(Bu metin Râşid b. Hüseyin el-Abdülkerîm, ed-Dürûsü’l-yevmiyye mine’s-Süneni ve’l-ahkâmi’ş-şer’iyye, Dâru’s-samîi, Riyâd 2010, s.21-22. sayfalarının tercümesidir.)
Allah Teâlâ, şöyle buyurmuştur: “Hakkında kesin bilgi sahibi olmadığın şeyin peşine düşme. Çünkü kulak, göz ve kalp, bunların hepsi ondan sorumludur.” (İsra 17/36.)
Ebû Musa el-Eş‘ârî (r.a), Hz. Peygamber’i (sav) şöyle buyururken işittiğini nakletmiştir: “Şüphesiz kul, bazen manasını düşünmeden öyle bir söz söyler ki, ondan dolayı Cehennemde doğu ile batı arasındakinden daha bü­yük bir derinliğe düşer.” (Buhari, c.XI, s.308 (6447); Müslim, 2988; Tirmizi 2314.)
Süfyan b. Abdullah’tan (r.a) rivayet edilmiştir: “Ya Resulallah! Kendisine bağlanacağım bir işi bana haber ver” dedim. Şöyle buyurdu: “Allah’a iman ettim de sonra dosdoğru ol.” “Ya Resulallah! Şahsımla ilgili en çok korktuğun şey nedir?” dedim.” “Kendi dilini eline aldı ve “İşte bu” buyurdu.” (Tirmizi, 2410. Tirmizi, hadis-i şerifin ‘Hasen Sahih’ olduğunu söylemiştir. Hadis-i şerifin aslı Müslim 38’dedir.)
Ukbe b. Âmir’den (r.a) nakledilmiştir: “Ya Resulallah! Kurtuluş nededir?” dedim. “Dilini tut, evine kapan, günahlarına ağla” buyurdular.” (Tirmizi, 2406. Tirmizi, hadis-i şerifin ‘Hasen’ olduğunu söylemiştir.)
ŞERH
Dilin haram olan şeyler hususunda ve malayani/boş/gereksiz sözlerden korunmasında büyük hayr vardır. Bunu yapmak dünya ve ahirette kurtulmak demektir. Bundan dolayı Hz.
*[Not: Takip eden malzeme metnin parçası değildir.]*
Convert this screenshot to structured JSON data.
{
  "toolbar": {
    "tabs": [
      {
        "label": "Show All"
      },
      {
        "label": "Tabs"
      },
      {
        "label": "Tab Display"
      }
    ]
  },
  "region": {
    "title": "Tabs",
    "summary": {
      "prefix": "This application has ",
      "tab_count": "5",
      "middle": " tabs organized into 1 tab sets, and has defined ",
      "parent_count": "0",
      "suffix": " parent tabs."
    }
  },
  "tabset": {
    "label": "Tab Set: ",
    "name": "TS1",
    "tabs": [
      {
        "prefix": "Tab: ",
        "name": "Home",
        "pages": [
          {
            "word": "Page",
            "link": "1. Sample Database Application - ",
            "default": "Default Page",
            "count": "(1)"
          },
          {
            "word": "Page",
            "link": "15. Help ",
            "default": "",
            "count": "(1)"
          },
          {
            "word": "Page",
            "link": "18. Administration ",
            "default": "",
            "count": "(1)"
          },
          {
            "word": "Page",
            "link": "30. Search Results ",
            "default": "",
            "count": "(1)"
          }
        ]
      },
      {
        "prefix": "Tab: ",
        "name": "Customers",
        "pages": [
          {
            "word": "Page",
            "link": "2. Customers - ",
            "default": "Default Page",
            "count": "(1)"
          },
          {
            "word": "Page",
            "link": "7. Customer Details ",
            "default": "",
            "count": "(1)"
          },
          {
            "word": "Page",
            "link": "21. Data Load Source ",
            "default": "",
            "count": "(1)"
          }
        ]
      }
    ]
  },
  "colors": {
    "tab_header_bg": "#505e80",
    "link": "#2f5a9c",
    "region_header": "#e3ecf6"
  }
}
Peygamber (sav), dili korumaya teşvik etmiş ve kurtuluşun bu önemli yoluna insanları sevk etmiştir.
ÇIKARILAN DERSLER
- Kişinin Müslümanlığının tamam olmasının yollarından birisi dilini Müslümanlardan çekmesidir.
- Dilin tutulması kurtuluş sebeplerindendir.
- Kişi, önemsemediği bazı sözler dolayısıyla ateşe/cehenneme girebilir.